In spot scanning proton therapy, the machine steers magnetically a narrow pencil beam across the target volume, delivering highly conformal dose distributions layer by layer. As beam size is very small, this introduces a dosimetry problem. The beam is dynamic and the dose gradients are steep — conditions that push conventional ionization chambers beyond their reliable operating range. Plastic scintillation detectors offer a potential solution. Their sub-millimeter active volumes avoid the volume-averaging effects over larger chambers, and their very high temporal resolution making real-time monitoring feasible.

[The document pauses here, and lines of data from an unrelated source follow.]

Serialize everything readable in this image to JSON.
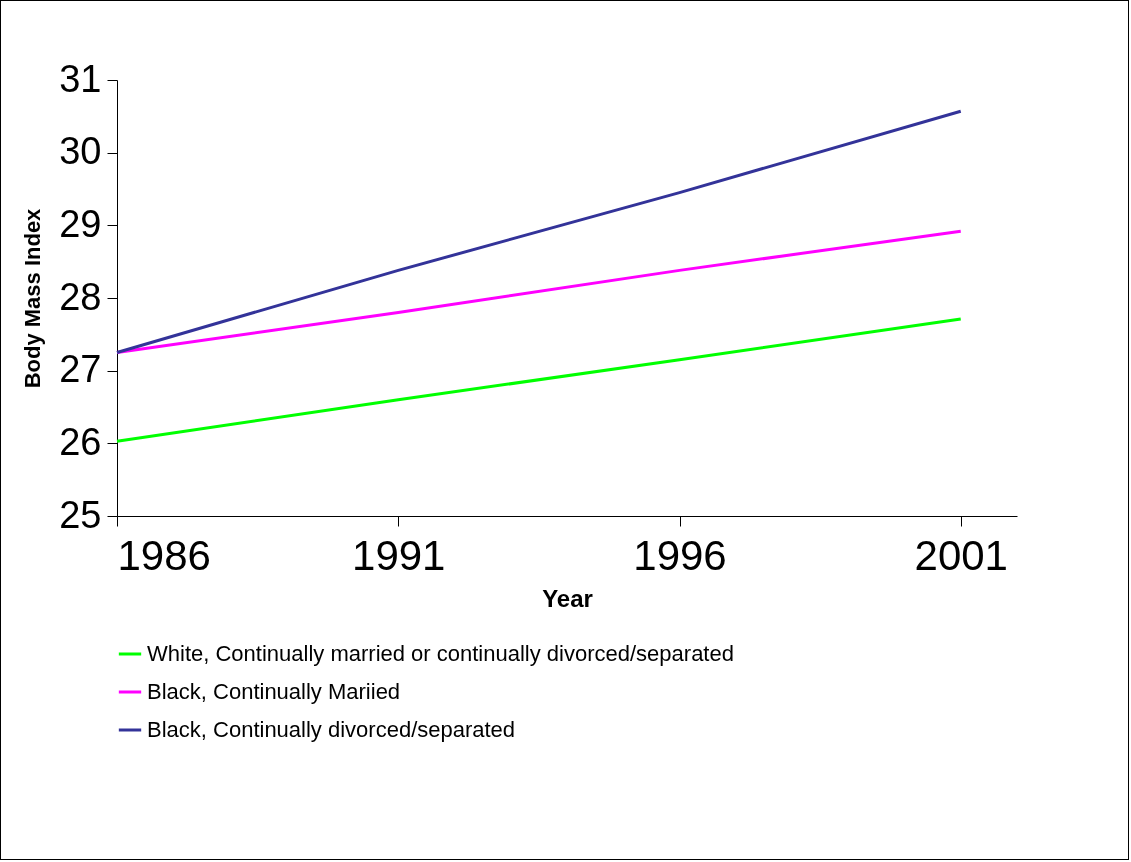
{
  "chart_data": {
    "type": "line",
    "xlabel": "Year",
    "ylabel": "Body Mass Index",
    "x": [
      1986,
      1991,
      1996,
      2001
    ],
    "xlim": [
      1986,
      2002
    ],
    "xticks": [
      1986,
      1991,
      1996,
      2001
    ],
    "ylim": [
      25,
      31
    ],
    "yticks": [
      25,
      26,
      27,
      28,
      29,
      30,
      31
    ],
    "grid": false,
    "legend": "bottom",
    "marker": "none",
    "line_style": "solid",
    "series": [
      {
        "name": "White, Continually married or continually divorced/separated",
        "color": "#00ff00",
        "values": [
          26.03,
          26.6,
          27.15,
          27.71
        ]
      },
      {
        "name": "Black, Continually Mariied",
        "color": "#ff00ff",
        "values": [
          27.25,
          27.8,
          28.38,
          28.92
        ]
      },
      {
        "name": "Black, Continually divorced/separated",
        "color": "#333399",
        "values": [
          27.25,
          28.38,
          29.45,
          30.57
        ]
      }
    ]
  }
}
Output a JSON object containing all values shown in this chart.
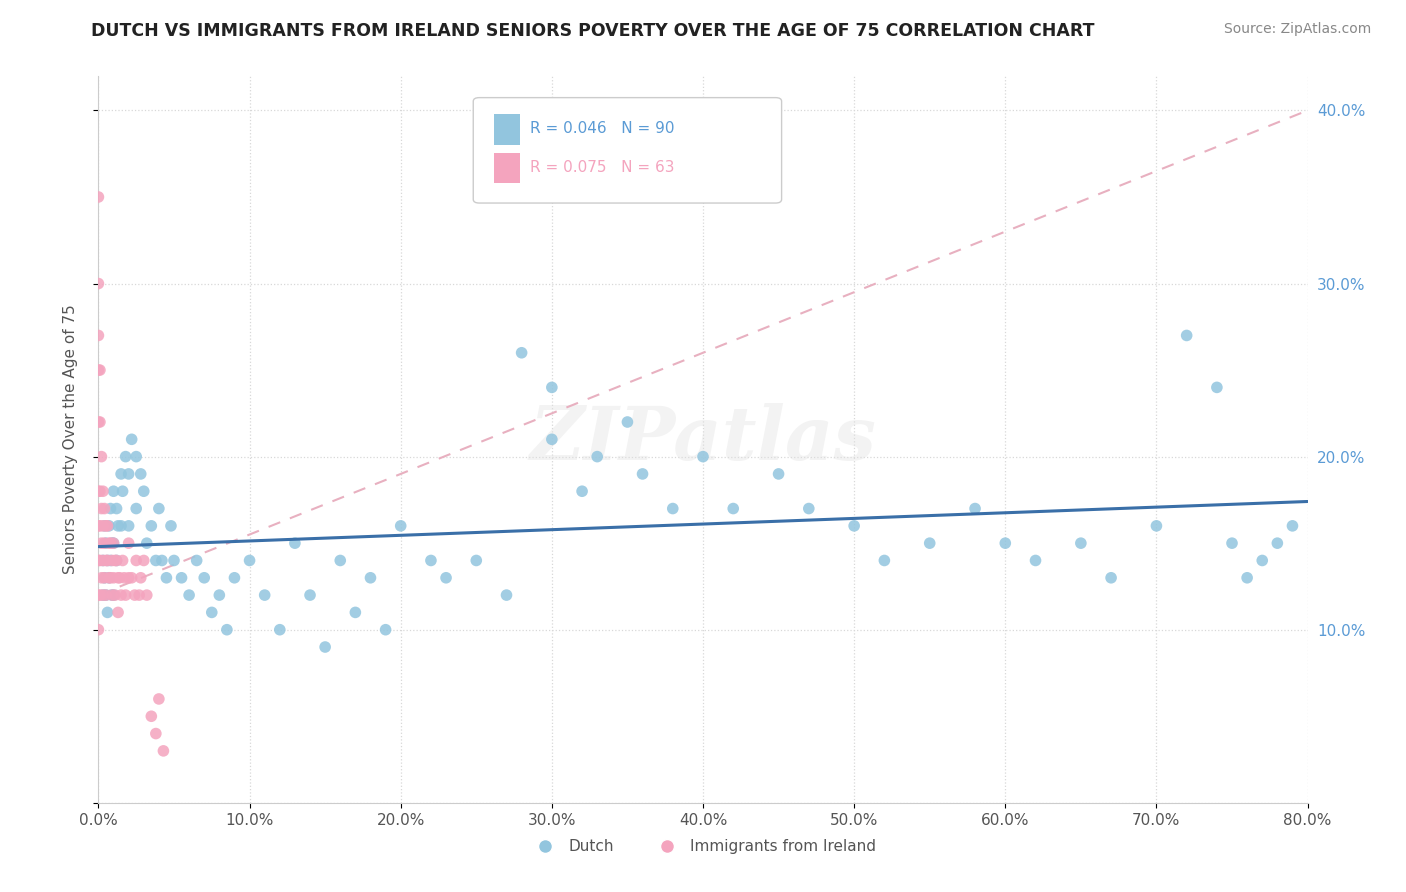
{
  "title": "DUTCH VS IMMIGRANTS FROM IRELAND SENIORS POVERTY OVER THE AGE OF 75 CORRELATION CHART",
  "source": "Source: ZipAtlas.com",
  "ylabel": "Seniors Poverty Over the Age of 75",
  "r_dutch": "R = 0.046",
  "n_dutch": "N = 90",
  "r_ireland": "R = 0.075",
  "n_ireland": "N = 63",
  "legend_dutch": "Dutch",
  "legend_ireland": "Immigrants from Ireland",
  "dutch_color": "#92c5de",
  "ireland_color": "#f4a4be",
  "trend_dutch_color": "#3a6fa8",
  "trend_ireland_color": "#e8b0c0",
  "right_tick_color": "#5b9bd5",
  "xlim": [
    0.0,
    0.8
  ],
  "ylim": [
    0.0,
    0.42
  ],
  "xticks": [
    0.0,
    0.1,
    0.2,
    0.3,
    0.4,
    0.5,
    0.6,
    0.7,
    0.8
  ],
  "yticks_right": [
    0.1,
    0.2,
    0.3,
    0.4
  ],
  "watermark": "ZIPatlas",
  "dutch_x": [
    0.003,
    0.003,
    0.004,
    0.004,
    0.005,
    0.005,
    0.006,
    0.006,
    0.007,
    0.007,
    0.008,
    0.008,
    0.009,
    0.009,
    0.01,
    0.01,
    0.01,
    0.012,
    0.012,
    0.013,
    0.015,
    0.015,
    0.016,
    0.018,
    0.02,
    0.02,
    0.022,
    0.025,
    0.025,
    0.028,
    0.03,
    0.032,
    0.035,
    0.038,
    0.04,
    0.042,
    0.045,
    0.048,
    0.05,
    0.055,
    0.06,
    0.065,
    0.07,
    0.075,
    0.08,
    0.085,
    0.09,
    0.1,
    0.11,
    0.12,
    0.13,
    0.14,
    0.15,
    0.16,
    0.17,
    0.18,
    0.19,
    0.2,
    0.22,
    0.23,
    0.25,
    0.27,
    0.28,
    0.3,
    0.3,
    0.32,
    0.33,
    0.35,
    0.36,
    0.38,
    0.4,
    0.42,
    0.45,
    0.47,
    0.5,
    0.52,
    0.55,
    0.58,
    0.6,
    0.62,
    0.65,
    0.67,
    0.7,
    0.72,
    0.74,
    0.75,
    0.76,
    0.77,
    0.78,
    0.79
  ],
  "dutch_y": [
    0.14,
    0.12,
    0.16,
    0.13,
    0.15,
    0.12,
    0.14,
    0.11,
    0.16,
    0.13,
    0.17,
    0.14,
    0.15,
    0.12,
    0.18,
    0.15,
    0.12,
    0.17,
    0.14,
    0.16,
    0.19,
    0.16,
    0.18,
    0.2,
    0.19,
    0.16,
    0.21,
    0.2,
    0.17,
    0.19,
    0.18,
    0.15,
    0.16,
    0.14,
    0.17,
    0.14,
    0.13,
    0.16,
    0.14,
    0.13,
    0.12,
    0.14,
    0.13,
    0.11,
    0.12,
    0.1,
    0.13,
    0.14,
    0.12,
    0.1,
    0.15,
    0.12,
    0.09,
    0.14,
    0.11,
    0.13,
    0.1,
    0.16,
    0.14,
    0.13,
    0.14,
    0.12,
    0.26,
    0.24,
    0.21,
    0.18,
    0.2,
    0.22,
    0.19,
    0.17,
    0.2,
    0.17,
    0.19,
    0.17,
    0.16,
    0.14,
    0.15,
    0.17,
    0.15,
    0.14,
    0.15,
    0.13,
    0.16,
    0.27,
    0.24,
    0.15,
    0.13,
    0.14,
    0.15,
    0.16
  ],
  "ireland_x": [
    0.0,
    0.0,
    0.0,
    0.0,
    0.0,
    0.0,
    0.0,
    0.0,
    0.0,
    0.0,
    0.001,
    0.001,
    0.001,
    0.001,
    0.001,
    0.001,
    0.002,
    0.002,
    0.002,
    0.002,
    0.003,
    0.003,
    0.003,
    0.003,
    0.004,
    0.004,
    0.004,
    0.005,
    0.005,
    0.005,
    0.006,
    0.006,
    0.007,
    0.007,
    0.008,
    0.008,
    0.009,
    0.009,
    0.01,
    0.01,
    0.011,
    0.011,
    0.012,
    0.013,
    0.013,
    0.014,
    0.015,
    0.016,
    0.017,
    0.018,
    0.02,
    0.02,
    0.022,
    0.024,
    0.025,
    0.027,
    0.028,
    0.03,
    0.032,
    0.035,
    0.038,
    0.04,
    0.043
  ],
  "ireland_y": [
    0.35,
    0.3,
    0.27,
    0.25,
    0.22,
    0.18,
    0.16,
    0.14,
    0.12,
    0.1,
    0.25,
    0.22,
    0.18,
    0.16,
    0.14,
    0.12,
    0.2,
    0.17,
    0.15,
    0.13,
    0.18,
    0.16,
    0.14,
    0.12,
    0.17,
    0.15,
    0.13,
    0.16,
    0.14,
    0.12,
    0.16,
    0.14,
    0.15,
    0.13,
    0.15,
    0.13,
    0.14,
    0.12,
    0.15,
    0.13,
    0.14,
    0.12,
    0.14,
    0.13,
    0.11,
    0.13,
    0.12,
    0.14,
    0.13,
    0.12,
    0.15,
    0.13,
    0.13,
    0.12,
    0.14,
    0.12,
    0.13,
    0.14,
    0.12,
    0.05,
    0.04,
    0.06,
    0.03
  ]
}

This thesis characterizes the Blue Physics plastic scintillation detector in spot scanning proton fields at 100 and 200 MeV on the Varian ProBeam system at the South Florida Proton Therapy Institute. Measurements were benchmarked against a PTW Bragg Peak Chamber and a TOPAS Monte Carlo model built on validated phase space files for the ProBeam nozzle. In depth-dose measurements, the raw detector signal tracked the Monte Carlo dose accurately through the entrance plateau but lost up to 44% of its signal at the Bragg peak due to ionization quenching — a known limitation of organic scintillators in high-LET fields. A Birks’ law correction, using dose-averaged LET maps scored from TOPAS, fully recovered the Peak-to-Plateau Ratio. The Bragg Peak Chamber confirmed the corrected values independently. Lateral spot profiles measured at Bragg peak depth agreed with simulation within clinical tolerance and captured the beam’s intrinsic X-Y asymmetry, a feature that large-volume chambers cannot resolve. Remaining discrepancies at 200 MeV point toward the need for energy-dependent geometric corrections, identified here as the primary limitation and focus of future work.